The New World Trade Center and 911 MemorialFor ten years, every time I have looked to the place where the Twin Towers once stood, so proud, so tall; the anger and horror has risen up all over again. Like so many New Yorkers, we look to the skyline to know that we are home. It’s we orient ourselves. It is the welcoming beacon. Every time I look up, I see what has been taken away, and I want the Twin Towers back with a fierce need that just has not diminished by time. After ten years of the empty, haunting skyline; I find hope rising with the rebuilding at the WTC site.
I didn’t pay much attention to the debate surrounding the future of the site. I hadn’t really bothered looking at any of the final designs. And the times I had been down to the Ground Zero construction zone, it wasn’t anything that I could recognize. To my eyes, still, I just saw the death and destruction. In preparation for the Anniversary, I watched the Discovery Channel series Rising: Rebuilding Ground Zero and I am really proud to see what is being rebuilt.

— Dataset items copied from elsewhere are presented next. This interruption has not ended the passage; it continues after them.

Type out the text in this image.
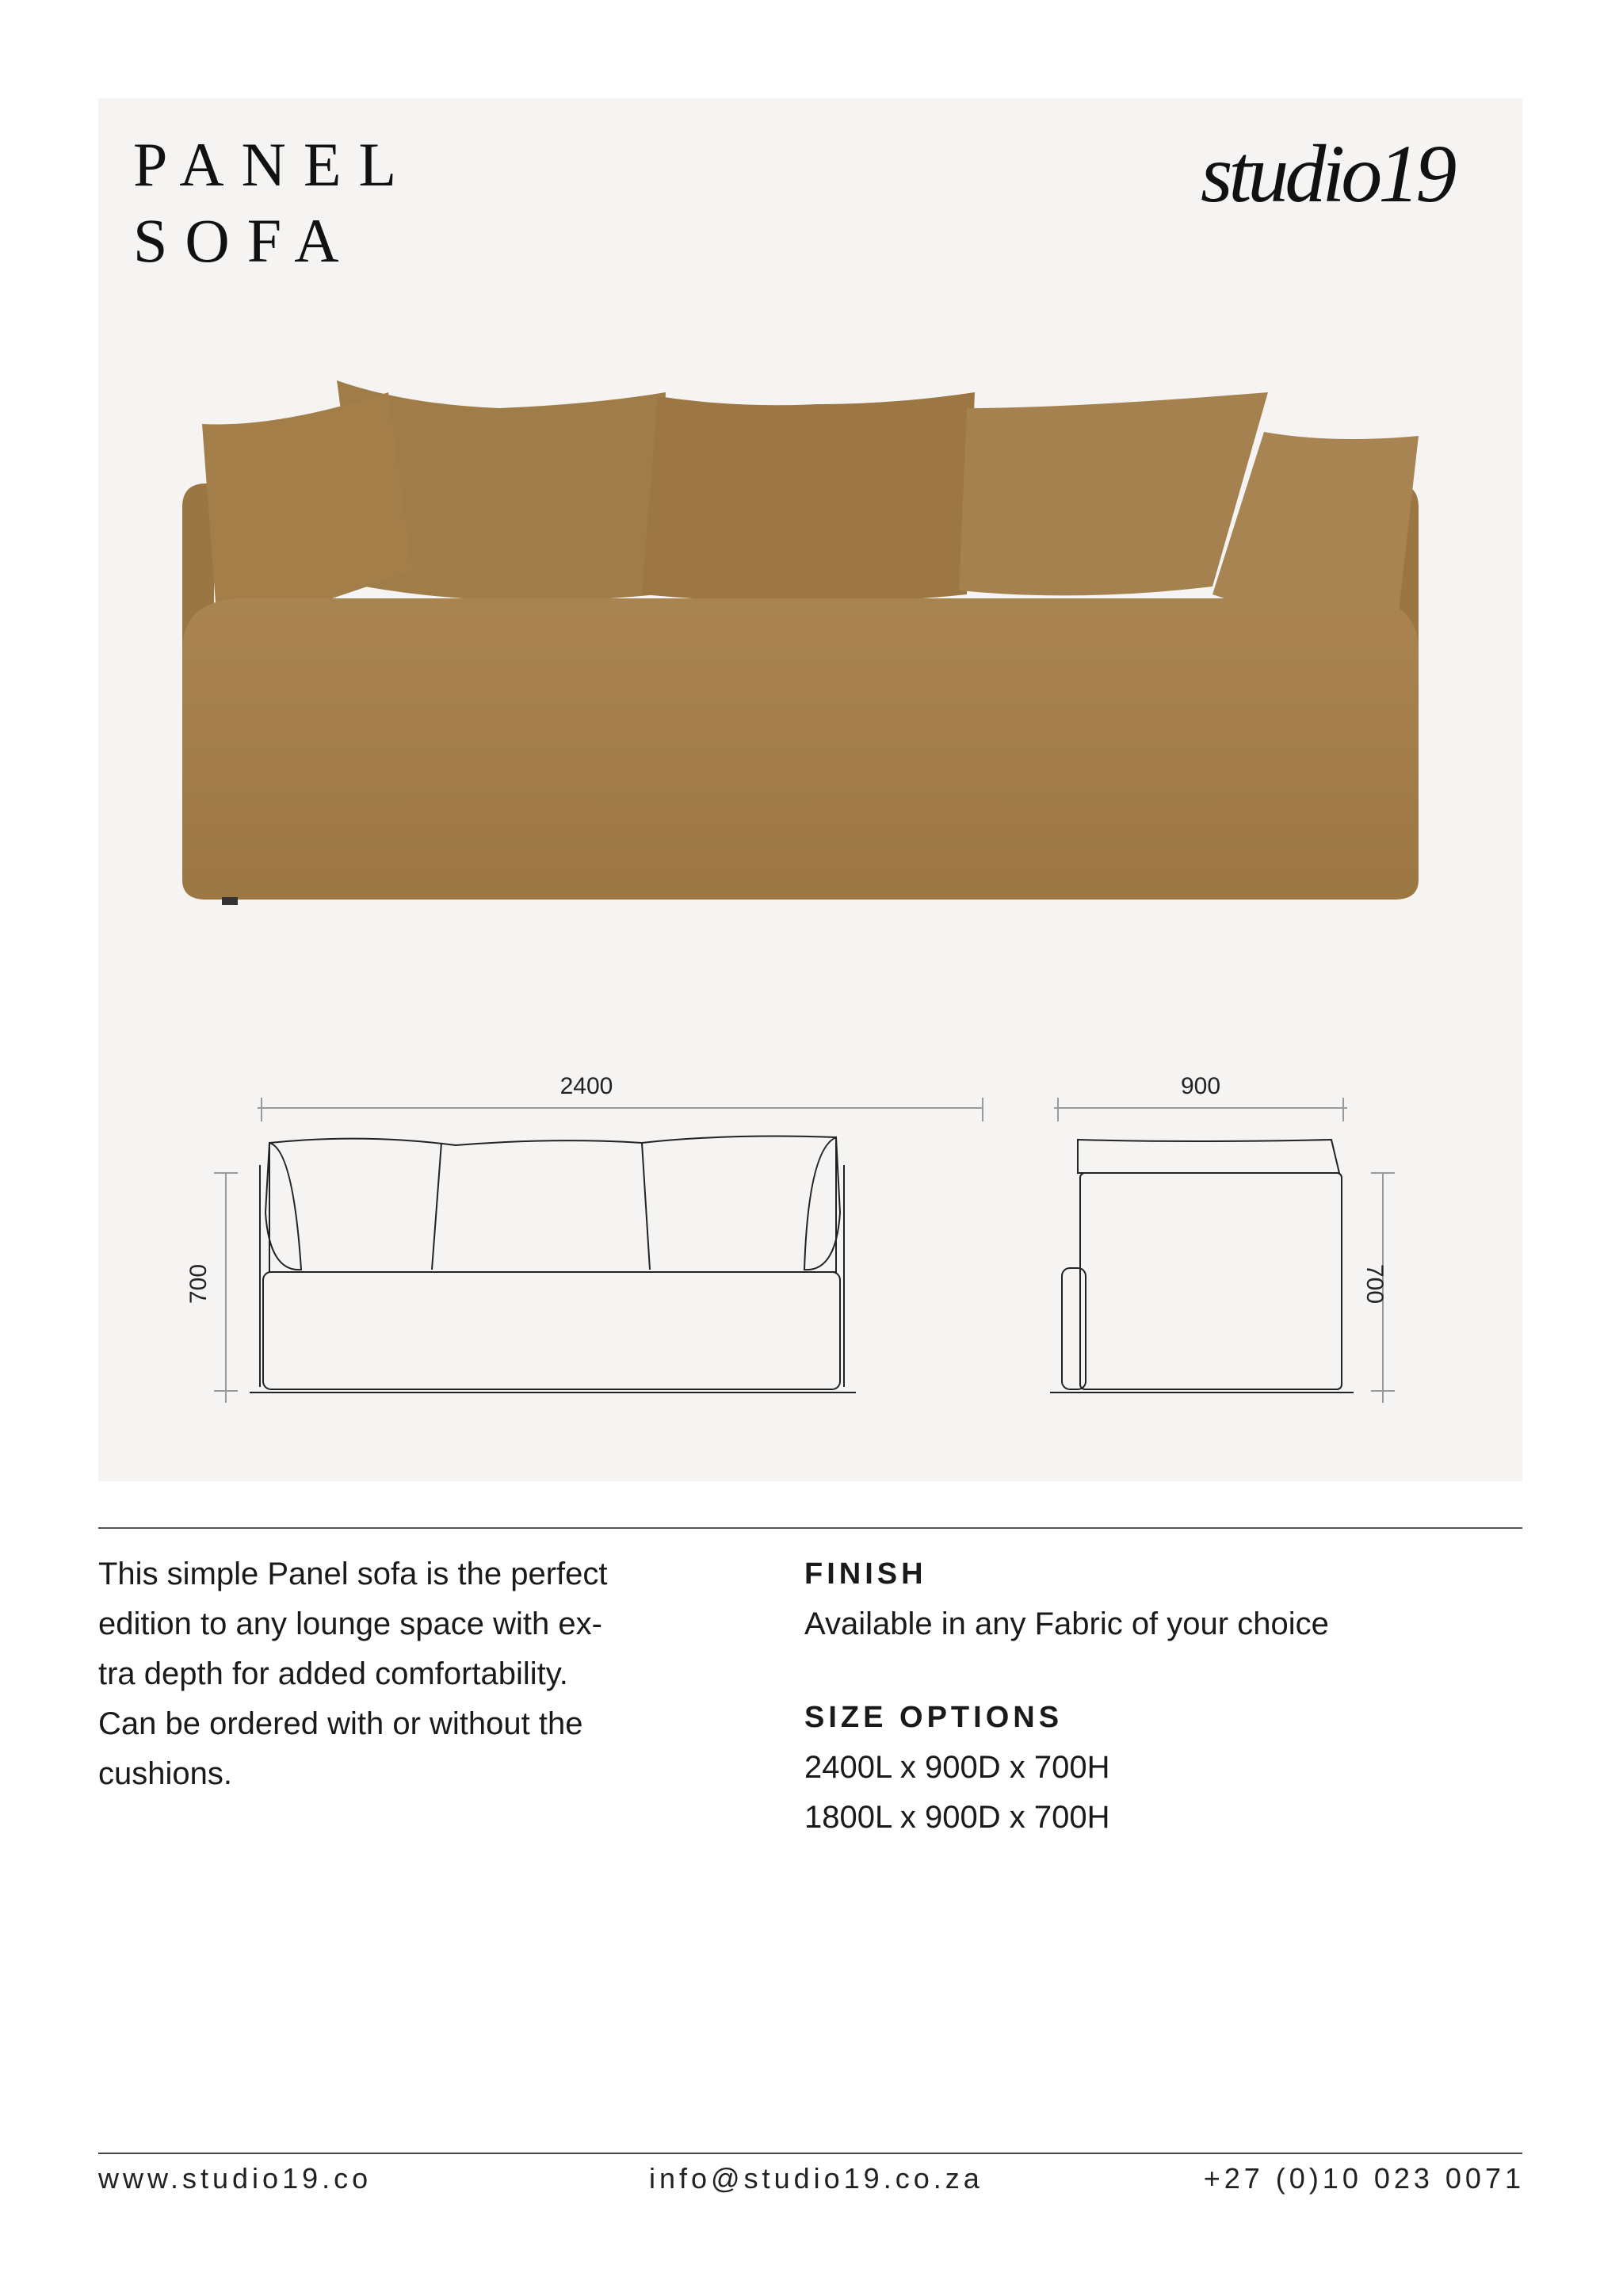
PANEL
SOFA
studio19
2400	900
700	700
This simple Panel sofa is the perfect
edition to any lounge space with ex-
tra depth for added comfortability.
Can be ordered with or without the
cushions.
FINISH
Available in any Fabric of your choice
SIZE OPTIONS
2400L x 900D x 700H
1800L x 900D x 700H
www.studio19.co	info@studio19.co.za	+27 (0)10 023 0071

Just as I applaud every single human being that came together on that day to help another human being out and just as we honor and pay our respects to all those who lost their lives on September 11, 2011, my hat goes off to the people who have put so much care and respect into bringing the World Trade Center back. I have watched 6 hours of Rising, and every time I look at what they are doing, now that I can see it, all I can say is “YES! You build that! Bring it back!” with surprising emotion that rises just as strongly as the iron used to make the new #1 WTC.
While we can’t undo the past, I am beginning to think, when it is done, the New World Trade Center and 911 Memorial and Museum will being to really heal. Not only will the skyline of New York be repaired, but what that broken skyline represents; what we all lost on September 11th.; the buildings, the people, the freedom, the security, the innocence. I know I can’t wait and see the tallest building in NY be where it should, and until then, and forever after I know, we’ll just have to remember what we learned on September 11th. On 911 and the days that followed, we gained knowledge about ourselves that no terrorist can take away; people are good and selfless and compassionate and will go out of their way, even lose their own lives, to help another human being in need.
Yes, that’s my New York and that’s what I will remember this September 11th.